Não conseguia desligar-se fisicamente dele. O lugar de sua subjetividade havia sido completamente dominado. Estava presa por fora e aguilhoada por dentro. Não era mais dona de si mesma, do seu corpo, de seu desejo. Vivia sob o regime do medo, equivalente ao sistema da escravidão. Era uma coisa. Uma posse. Objeto nas mãos do agressor. Sua vida foi reificada.

Um semi-corpo. Um quase-corpo. Um corpo sem corpo. O marido, ao contrário, senhor e dominador. Possuía todas as chaves de sua prisão. Não havia lugar para o afeto, para o respeito, para o diálogo na vida daquela mulher.

Bem sei que Deus irrompe na inquietude, no abandono e no inusitado. Quando menos imaginamos, ele organiza o caos, possibilitando a criação de "novos lugares". Principalmente, nos mais sombrios e ameaçados. Nesses espaços ele estabelece sua morada e irradia sua presença contagiante. Deus mesmo é capaz de fazer brotar a novidade e renascer a vida.
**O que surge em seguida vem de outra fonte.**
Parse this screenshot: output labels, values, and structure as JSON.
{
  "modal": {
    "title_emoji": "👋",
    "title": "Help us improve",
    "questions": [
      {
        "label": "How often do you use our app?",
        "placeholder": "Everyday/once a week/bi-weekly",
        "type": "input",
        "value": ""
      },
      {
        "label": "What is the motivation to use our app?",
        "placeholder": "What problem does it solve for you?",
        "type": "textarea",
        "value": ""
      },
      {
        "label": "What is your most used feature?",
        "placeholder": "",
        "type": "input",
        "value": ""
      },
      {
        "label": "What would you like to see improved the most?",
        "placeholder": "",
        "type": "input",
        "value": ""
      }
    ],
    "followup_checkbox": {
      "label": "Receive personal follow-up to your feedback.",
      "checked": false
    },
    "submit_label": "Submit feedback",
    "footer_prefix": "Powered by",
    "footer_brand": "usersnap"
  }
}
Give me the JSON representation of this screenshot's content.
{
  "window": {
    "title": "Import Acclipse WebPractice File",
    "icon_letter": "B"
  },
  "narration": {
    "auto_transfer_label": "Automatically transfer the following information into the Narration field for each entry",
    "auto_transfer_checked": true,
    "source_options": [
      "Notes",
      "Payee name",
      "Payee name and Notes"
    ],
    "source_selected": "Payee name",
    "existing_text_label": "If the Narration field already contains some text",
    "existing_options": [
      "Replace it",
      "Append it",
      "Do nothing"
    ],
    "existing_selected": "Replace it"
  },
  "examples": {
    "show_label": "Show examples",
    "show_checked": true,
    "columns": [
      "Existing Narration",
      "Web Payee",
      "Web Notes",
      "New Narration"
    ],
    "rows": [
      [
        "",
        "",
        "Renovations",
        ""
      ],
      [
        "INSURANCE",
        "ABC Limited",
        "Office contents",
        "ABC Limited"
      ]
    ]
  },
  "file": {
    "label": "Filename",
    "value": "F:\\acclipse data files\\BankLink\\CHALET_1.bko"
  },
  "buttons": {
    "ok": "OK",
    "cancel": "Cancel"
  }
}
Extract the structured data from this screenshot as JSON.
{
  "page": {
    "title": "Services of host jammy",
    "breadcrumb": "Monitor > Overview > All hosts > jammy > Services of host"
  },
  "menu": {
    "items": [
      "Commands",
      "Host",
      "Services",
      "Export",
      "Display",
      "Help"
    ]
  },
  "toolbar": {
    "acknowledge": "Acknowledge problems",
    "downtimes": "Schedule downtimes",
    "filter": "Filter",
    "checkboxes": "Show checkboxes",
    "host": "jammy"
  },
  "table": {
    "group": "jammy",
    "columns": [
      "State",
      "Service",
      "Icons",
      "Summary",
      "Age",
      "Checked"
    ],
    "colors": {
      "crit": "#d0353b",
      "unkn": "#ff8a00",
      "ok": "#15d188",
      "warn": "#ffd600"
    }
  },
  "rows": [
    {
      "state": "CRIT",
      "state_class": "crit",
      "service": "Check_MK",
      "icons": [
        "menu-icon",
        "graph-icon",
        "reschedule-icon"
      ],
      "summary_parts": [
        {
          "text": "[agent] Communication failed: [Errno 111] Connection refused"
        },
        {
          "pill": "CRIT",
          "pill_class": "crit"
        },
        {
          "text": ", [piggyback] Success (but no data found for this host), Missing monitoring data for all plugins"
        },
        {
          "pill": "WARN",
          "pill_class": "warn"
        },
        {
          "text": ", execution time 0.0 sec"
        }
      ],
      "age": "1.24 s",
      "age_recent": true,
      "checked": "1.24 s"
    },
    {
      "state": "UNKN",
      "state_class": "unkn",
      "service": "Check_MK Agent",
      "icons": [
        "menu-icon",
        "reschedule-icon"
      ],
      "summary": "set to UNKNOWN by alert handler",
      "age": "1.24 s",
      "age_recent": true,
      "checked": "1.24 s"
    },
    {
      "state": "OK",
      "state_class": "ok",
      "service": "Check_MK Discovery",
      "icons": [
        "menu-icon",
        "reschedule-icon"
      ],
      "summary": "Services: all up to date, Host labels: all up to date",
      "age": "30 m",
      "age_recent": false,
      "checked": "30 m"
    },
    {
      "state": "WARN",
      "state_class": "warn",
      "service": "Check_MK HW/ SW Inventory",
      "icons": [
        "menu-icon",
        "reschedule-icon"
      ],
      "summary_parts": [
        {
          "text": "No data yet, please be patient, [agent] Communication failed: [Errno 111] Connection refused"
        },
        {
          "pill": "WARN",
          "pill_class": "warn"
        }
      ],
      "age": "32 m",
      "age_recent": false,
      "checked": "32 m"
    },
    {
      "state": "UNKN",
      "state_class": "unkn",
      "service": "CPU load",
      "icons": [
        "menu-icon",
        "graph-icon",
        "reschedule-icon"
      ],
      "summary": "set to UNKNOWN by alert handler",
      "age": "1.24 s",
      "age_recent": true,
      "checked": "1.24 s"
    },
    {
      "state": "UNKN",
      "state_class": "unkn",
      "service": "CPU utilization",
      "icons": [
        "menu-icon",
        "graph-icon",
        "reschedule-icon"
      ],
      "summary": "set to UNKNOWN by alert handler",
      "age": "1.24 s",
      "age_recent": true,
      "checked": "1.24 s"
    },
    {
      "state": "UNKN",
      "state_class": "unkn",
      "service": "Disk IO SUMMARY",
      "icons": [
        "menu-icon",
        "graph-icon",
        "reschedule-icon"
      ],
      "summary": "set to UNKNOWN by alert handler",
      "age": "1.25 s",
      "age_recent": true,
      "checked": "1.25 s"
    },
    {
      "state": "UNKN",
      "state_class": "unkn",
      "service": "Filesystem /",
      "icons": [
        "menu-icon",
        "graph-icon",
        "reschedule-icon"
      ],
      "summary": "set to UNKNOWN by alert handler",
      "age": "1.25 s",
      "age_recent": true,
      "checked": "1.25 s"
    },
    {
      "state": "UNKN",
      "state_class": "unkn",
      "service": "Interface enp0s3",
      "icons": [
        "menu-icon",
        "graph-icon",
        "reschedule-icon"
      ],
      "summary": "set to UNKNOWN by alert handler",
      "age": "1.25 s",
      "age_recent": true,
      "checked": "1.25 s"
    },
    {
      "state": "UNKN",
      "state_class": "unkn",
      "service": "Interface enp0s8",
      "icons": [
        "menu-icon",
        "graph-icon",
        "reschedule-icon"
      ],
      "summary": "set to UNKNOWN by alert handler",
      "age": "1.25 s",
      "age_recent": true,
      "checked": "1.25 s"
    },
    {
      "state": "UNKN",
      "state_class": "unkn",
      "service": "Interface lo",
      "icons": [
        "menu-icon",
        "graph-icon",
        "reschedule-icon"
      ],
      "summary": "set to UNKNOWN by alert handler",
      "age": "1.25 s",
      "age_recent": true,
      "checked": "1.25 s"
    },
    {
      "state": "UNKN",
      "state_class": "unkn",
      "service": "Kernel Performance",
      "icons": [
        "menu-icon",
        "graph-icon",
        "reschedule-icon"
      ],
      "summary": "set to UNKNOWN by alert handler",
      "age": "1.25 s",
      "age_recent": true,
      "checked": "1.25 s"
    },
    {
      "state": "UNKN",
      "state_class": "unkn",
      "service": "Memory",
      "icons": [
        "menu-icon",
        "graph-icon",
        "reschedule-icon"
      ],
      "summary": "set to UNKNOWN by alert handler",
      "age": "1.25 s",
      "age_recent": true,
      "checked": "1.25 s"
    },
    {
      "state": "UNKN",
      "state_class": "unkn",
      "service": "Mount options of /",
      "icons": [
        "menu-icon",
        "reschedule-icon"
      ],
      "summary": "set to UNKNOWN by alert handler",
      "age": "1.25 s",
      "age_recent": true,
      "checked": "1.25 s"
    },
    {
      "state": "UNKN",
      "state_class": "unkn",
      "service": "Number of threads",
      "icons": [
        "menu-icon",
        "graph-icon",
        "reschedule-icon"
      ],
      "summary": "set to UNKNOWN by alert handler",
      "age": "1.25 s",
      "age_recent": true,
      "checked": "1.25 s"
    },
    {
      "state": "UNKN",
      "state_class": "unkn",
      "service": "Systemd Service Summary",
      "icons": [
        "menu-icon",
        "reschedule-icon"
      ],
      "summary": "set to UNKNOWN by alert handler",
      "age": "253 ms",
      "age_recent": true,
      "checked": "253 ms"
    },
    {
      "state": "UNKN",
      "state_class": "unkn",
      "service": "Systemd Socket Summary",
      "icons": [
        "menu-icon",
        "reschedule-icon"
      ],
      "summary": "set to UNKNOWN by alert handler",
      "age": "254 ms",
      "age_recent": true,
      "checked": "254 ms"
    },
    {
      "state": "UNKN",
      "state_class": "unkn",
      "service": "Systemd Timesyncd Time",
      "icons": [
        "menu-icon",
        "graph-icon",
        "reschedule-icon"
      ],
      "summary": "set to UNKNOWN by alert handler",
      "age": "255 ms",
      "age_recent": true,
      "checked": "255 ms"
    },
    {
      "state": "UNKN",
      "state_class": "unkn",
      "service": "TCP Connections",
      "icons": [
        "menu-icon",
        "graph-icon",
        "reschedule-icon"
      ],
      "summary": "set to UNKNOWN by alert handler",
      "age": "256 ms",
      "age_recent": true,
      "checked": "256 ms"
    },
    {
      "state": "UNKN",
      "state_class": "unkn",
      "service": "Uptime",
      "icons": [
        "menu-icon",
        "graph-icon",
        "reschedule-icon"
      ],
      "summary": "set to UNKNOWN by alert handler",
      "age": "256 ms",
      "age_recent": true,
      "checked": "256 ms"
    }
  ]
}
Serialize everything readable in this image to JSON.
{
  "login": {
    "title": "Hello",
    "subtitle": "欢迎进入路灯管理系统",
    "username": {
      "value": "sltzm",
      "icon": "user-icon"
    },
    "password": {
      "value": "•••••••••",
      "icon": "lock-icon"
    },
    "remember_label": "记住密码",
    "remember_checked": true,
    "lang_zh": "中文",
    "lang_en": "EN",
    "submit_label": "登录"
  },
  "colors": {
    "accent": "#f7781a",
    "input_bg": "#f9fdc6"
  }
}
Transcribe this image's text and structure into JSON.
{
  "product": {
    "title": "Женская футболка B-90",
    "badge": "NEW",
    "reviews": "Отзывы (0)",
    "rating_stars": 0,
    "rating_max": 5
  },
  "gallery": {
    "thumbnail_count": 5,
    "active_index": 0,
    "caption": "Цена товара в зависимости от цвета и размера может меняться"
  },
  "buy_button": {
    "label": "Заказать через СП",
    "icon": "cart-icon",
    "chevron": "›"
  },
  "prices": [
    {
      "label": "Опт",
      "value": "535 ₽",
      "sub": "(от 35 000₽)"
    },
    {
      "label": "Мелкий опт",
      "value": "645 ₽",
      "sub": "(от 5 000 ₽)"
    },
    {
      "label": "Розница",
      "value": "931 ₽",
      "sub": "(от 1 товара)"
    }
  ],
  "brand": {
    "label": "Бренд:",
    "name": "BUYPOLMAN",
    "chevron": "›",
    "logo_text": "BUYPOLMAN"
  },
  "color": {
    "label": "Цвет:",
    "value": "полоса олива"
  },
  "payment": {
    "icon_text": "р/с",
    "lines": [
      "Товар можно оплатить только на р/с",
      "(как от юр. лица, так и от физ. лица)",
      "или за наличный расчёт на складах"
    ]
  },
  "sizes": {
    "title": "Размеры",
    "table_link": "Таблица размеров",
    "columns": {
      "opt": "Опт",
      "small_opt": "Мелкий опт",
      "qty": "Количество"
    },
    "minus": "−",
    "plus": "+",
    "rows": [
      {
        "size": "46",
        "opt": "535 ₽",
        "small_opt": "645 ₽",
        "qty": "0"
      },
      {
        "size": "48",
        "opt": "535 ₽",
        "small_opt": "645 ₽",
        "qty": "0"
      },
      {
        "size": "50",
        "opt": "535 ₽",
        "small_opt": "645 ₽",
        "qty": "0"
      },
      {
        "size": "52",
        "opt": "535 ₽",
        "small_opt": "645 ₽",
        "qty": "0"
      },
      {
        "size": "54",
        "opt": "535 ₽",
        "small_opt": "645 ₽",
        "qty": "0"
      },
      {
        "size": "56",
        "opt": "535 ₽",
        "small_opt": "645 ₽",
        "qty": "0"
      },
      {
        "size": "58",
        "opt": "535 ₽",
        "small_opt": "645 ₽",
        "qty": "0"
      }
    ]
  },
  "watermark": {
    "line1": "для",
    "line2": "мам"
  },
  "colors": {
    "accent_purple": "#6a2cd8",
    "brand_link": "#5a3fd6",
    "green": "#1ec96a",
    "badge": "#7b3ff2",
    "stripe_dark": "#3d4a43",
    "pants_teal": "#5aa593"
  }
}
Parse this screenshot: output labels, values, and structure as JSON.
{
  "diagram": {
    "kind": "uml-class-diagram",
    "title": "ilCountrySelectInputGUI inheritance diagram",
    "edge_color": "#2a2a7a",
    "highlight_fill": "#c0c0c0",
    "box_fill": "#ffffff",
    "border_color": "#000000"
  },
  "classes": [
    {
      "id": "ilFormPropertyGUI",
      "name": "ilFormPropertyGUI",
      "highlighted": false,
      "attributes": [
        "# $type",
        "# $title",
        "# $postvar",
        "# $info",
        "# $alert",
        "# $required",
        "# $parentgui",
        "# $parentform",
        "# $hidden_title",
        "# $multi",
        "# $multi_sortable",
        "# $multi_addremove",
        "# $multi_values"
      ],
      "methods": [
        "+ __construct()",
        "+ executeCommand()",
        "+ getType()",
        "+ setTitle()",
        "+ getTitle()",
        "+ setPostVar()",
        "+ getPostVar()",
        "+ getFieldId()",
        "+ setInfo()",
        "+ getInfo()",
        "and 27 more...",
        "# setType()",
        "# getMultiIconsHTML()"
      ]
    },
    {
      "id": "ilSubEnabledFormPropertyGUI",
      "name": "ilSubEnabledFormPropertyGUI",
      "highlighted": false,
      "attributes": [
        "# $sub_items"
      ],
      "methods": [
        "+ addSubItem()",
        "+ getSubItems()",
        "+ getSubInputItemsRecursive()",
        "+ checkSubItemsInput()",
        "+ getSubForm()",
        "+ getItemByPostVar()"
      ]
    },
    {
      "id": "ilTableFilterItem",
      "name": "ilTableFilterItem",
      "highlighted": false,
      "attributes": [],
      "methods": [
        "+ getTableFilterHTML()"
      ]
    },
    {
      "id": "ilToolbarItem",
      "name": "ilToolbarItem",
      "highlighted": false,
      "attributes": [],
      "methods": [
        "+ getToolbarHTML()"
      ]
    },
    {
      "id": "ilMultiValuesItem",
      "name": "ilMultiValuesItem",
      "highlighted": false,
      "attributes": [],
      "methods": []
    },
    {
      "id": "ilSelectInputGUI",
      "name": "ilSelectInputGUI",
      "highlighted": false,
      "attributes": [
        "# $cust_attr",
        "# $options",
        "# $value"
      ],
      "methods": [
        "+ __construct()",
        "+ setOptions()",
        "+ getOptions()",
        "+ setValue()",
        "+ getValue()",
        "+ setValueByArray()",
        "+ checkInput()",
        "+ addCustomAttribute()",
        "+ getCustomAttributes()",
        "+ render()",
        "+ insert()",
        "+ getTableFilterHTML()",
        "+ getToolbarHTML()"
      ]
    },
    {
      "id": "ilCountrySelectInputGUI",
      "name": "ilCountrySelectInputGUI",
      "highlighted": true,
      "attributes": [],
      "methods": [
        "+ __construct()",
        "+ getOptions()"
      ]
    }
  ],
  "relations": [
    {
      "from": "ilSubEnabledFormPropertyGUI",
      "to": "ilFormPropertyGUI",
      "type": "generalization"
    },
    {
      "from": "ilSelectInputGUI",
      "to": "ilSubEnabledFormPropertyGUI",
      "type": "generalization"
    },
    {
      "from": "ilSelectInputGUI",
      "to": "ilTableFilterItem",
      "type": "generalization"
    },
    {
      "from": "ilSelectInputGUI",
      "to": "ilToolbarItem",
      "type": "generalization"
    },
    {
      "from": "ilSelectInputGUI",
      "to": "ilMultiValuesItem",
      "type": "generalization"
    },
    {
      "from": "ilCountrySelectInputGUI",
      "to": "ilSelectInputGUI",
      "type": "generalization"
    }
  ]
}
Basta que se abram as janelas da existência, enferrujada e endurecida pela falta de uso, para que Deus manifeste a luz verdadeira de Cristo em nossa vida. Deus passou por ali. Adentrou os espaços habitados por aquela "família". E no coração daquele homem, não havia lugar para Ele. Cristo esteve aqui. Pediu licença para entrar: "eis que estou à porta e bato". Ainda assim, não havia lugar e espaço para Ele.

Rev. Jesus Tavernard Júnior

Agente de Pastoral do IEP

Oração

Como dói essa dor que dói em mim. Dor solitária, feita e refeita infinitas vezes. Como é difícil remover o irremovível. Mover-se e habitar os espaços vazios.

Espaço não configurado, fraturado, conquistado. Demarcado pela ausência do eu, assaltado pela presença do outro.

Lugar esquecido, abandonado, assombrado. Um não-lugar. Lugar de violência, de exploração, de maus tratos, submissão. Minha prece outra coisa não quer, apenas vida, libertação, respiração.

Espaços que quero esquecer, abandonar, refazer. Pode surgir um lugar de um não-lugar? Tu podes todas as coisas em mim. Em Ti, posso todas as coisas, se o Senhor me fortalecer. Assombro-me com tua presença, sempre Maravilhosa e Contagiante, Tu que visitas até os espaços inabitados.

Vem morar em mim, ó pequeno e grande Deus-Menino. Meu coração anseia por uma nova terra. Vem e estabelece as bases da tua estalagem. Ela haverá de converter-se, pela força de Tua interpelação, numa confortável manjedoura. Sou ovelha desgarrada, retirante, andante. Sem prado próprio pra pastar, sou obrigado a comer coisas das quais não tenho paladar. Sou peregrino numa terra estranha, repleta de senhores, vilões e donos.

VEJA TAMBÉM

Natal inspira plena submissão: texto Rev. Ivam Pereira Barbosa (Redator do IR - Informativo Regional da 5ª RE)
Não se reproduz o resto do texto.